Fonction publique : un délai plus strict
Dans la fonction publique, la prise du congé obéit à une règle plus encadrée : l’autorisation d’absence doit être prise dans les 8 jours avant ou après l’événement. Ce délai impose d’anticiper davantage, surtout lorsque la cérémonie civile, la fête familiale et le voyage ne se situent pas exactement au même moment.
Justificatifs, refus et cas sensibles
L’employeur peut demander un justificatif pour vérifier que l’absence correspond bien à l’événement familial invoqué. Le document le plus courant est l’acte de mariage. Pour un Pacs, il peut s’agir du récépissé d’enregistrement. En pratique, le justificatif est souvent remis au retour, car l’acte n’est pas toujours disponible avant la cérémonie.
L’employeur peut-il refuser ?
Le congé mariage est un droit, mais il suppose une autorisation d’absence et une organisation cohérente. Un refus ne peut pas être arbitraire. Il doit être justifié, par exemple si la demande est trop éloignée de l’événement ou si le salarié ne respecte pas les règles de prévenance applicables. La Cour de cassation a rappelé, dans un arrêt Cass. soc. 23/01/2019 n°17-28330, l’importance du lien temporel entre le congé pour événement familial et l’événement concerné.
En cas de désaccord, le premier réflexe consiste à vérifier la convention collective, l’accord d’entreprise et les usages internes, puis à échanger par écrit avec l’employeur ou le service RH. Si le litige persiste, le salarié peut solliciter les représentants du personnel ou, en dernier recours, le conseil de prud’hommes.

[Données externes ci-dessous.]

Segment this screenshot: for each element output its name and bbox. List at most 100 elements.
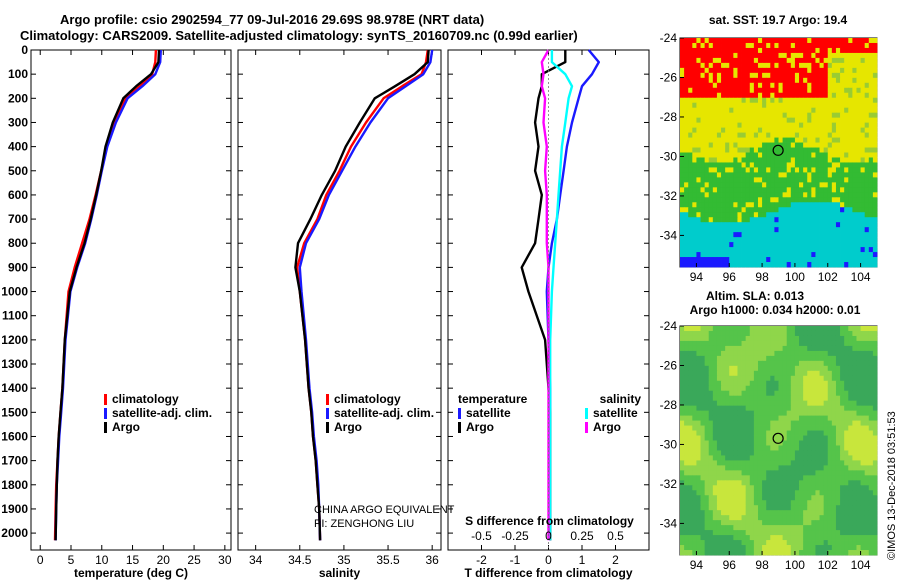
sst-map-cell [778,182,783,188]
sla-map-cell [762,405,767,412]
sla-map-cell [766,340,771,347]
sla-map-cell [844,510,849,516]
sla-map-cell [831,540,837,546]
sla-map-cell [741,510,747,516]
sst-map-cell [872,122,878,129]
sst-map-cell [762,252,767,258]
sla-map-cell [794,470,800,476]
sst-map-cell [688,122,693,129]
sla-map-cell [680,435,685,441]
sla-map-cell [688,390,693,397]
sst-map-cell [790,47,796,54]
sst-map-cell [844,82,849,89]
sst-map-cell [856,132,861,138]
sla-map-cell [721,495,726,501]
sla-map-cell [868,460,874,466]
sst-map-cell [733,177,738,183]
sst-map-cell [803,247,808,253]
sst-map-cell [864,62,870,69]
sla-map-cell [757,350,763,357]
sst-map-cell [737,67,742,74]
sst-map-cell [868,137,874,143]
sla-map-cell [864,525,870,531]
sst-map-cell [778,137,783,143]
sst-map-cell [815,217,820,223]
sla-map-cell [774,340,779,347]
sst-map-cell [766,62,771,69]
sla-map-cell [770,525,775,531]
sst-map-cell [835,97,841,104]
sla-map-cell [737,460,742,466]
sst-map-cell [762,197,767,203]
sla-map-cell [729,365,734,372]
sst-map-cell [868,212,874,218]
sla-map-cell [725,510,730,516]
sla-map-cell [860,350,866,357]
sst-map-cell [803,212,808,218]
sla-map-cell [712,490,718,496]
sla-map-cell [872,455,878,461]
sla-map-cell [799,435,804,441]
sst-map-cell [831,92,837,99]
sla-map-cell [741,550,747,556]
sla-map-cell [688,515,693,521]
sst-map-cell [794,202,800,208]
sla-map-cell [786,335,792,342]
sst-map-cell [811,177,816,183]
sst-map-cell [778,192,783,198]
sst-map-cell [708,182,714,188]
sst-map-cell [692,187,697,193]
sla-map-cell [745,470,751,476]
sla-map-cell [803,400,808,407]
sla-map-cell [872,530,878,536]
sst-map-cell [856,122,861,129]
sla-map-cell [712,385,718,392]
sla-map-cell [868,510,874,516]
sla-map-cell [757,530,763,536]
sst-map-cell [819,147,825,153]
sst-map-cell [807,38,812,44]
sst-map-cell [811,67,816,74]
sst-map-cell [872,62,878,69]
sla-map-cell [872,370,878,377]
sst-map-cell [741,177,747,183]
sla-map-cell [799,340,804,347]
sla-map-cell [848,335,853,342]
sla-map-cell [868,360,874,367]
sst-map-cell [872,132,878,138]
sst-map-cell [827,242,833,248]
sst-map-cell [733,202,738,208]
sst-map-cell [786,122,792,129]
sla-map-cell [733,345,738,352]
sst-map-cell [856,112,861,119]
sla-map-cell [872,515,878,521]
sla-map-cell [848,326,853,332]
sst-map-cell [786,207,792,213]
sst-map-cell [782,147,788,153]
sst-map-cell [696,212,701,218]
sla-map-cell [757,435,763,441]
sla-map-cell [696,510,701,516]
sst-map-cell [790,87,796,94]
sst-map-cell [790,262,796,268]
sst-map-cell [794,192,800,198]
xtick-label: -1 [510,553,521,567]
sst-map-cell [811,52,816,59]
annotation-line: CHINA ARGO EQUIVALENT [314,504,455,516]
sst-map-cell [844,127,849,133]
sla-map-cell [692,455,697,461]
sst-map-cell [721,97,726,104]
sst-map-cell [680,257,685,263]
sla-map-cell [856,365,861,372]
sla-map-cell [835,375,841,382]
sla-map-cell [790,340,796,347]
sst-map-cell [868,52,874,59]
sla-map-cell [782,495,788,501]
sla-map-cell [721,420,726,426]
sla-map-cell [835,335,841,342]
sst-map-cell [704,77,710,84]
sst-map-cell [786,132,792,138]
sla-map-cell [856,380,861,387]
sla-map-cell [753,370,759,377]
sst-map-cell [762,257,767,263]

Mariage à l’étranger, RTT et congés payés
Un mariage célébré à l’étranger peut ouvrir droit au congé dès lors qu’il est reconnu et justifiable. L’enjeu est surtout documentaire : il faut pouvoir fournir un acte ou un document équivalent permettant d’établir la réalité de l’événement. Le congé mariage peut aussi être accolé à des RTT ou à des congés payés, par exemple pour prolonger l’absence après la cérémonie. Dans ce cas, seules les journées correspondant au congé légal ou conventionnel restent traitées comme congé pour événement familial ; les autres suivent leur régime habituel.
Ce que les RH doivent aussi anticiper
Pour un employeur, la bonne gestion du congé mariage ne se limite pas à valider 4 jours dans un planning. Il faut vérifier le droit applicable, conserver le justificatif, assurer la paie correcte et organiser la continuité d’activité. Si l’absence nécessite un remplacement, un CDD de remplacement peut être envisagé. Pour un CDD de moins de 7 jours, la durée minimale de travail mentionnée est de 24 heures hebdomadaires.
Cadeau, prime et politique sociale
Certaines entreprises complètent le congé par un cadeau de mariage ou une prime. Ces avantages ne sont pas obligatoires, sauf si un accord, un usage ou une convention les prévoit. Le cadeau de mariage peut bénéficier d’un traitement social et fiscal favorable dans la limite de 73 euros par événement et par année civile. Une prime de mariage peut aussi être prévue par accord : l’exemple de VINCI ENVIRONNEMENT mentionne une prime d’environ 400 euros, avec un versement complémentaire CSE d’environ 100 euros.
Ces dispositifs ont un intérêt RH réel. Ils marquent la reconnaissance d’un événement personnel important tout en clarifiant les règles pour tous les salariés. Pour éviter les inégalités de traitement, mieux vaut formaliser les conditions d’attribution, les montants, les justificatifs attendus et le circuit de validation.
En pratique, le bon réflexe reste simple : partir du minimum légal de 4 jours, vérifier si la convention collective fait mieux, demander le congé suffisamment tôt et transmettre un justificatif. Cette méthode sécurise à la fois les droits du salarié et les obligations de l’employeur.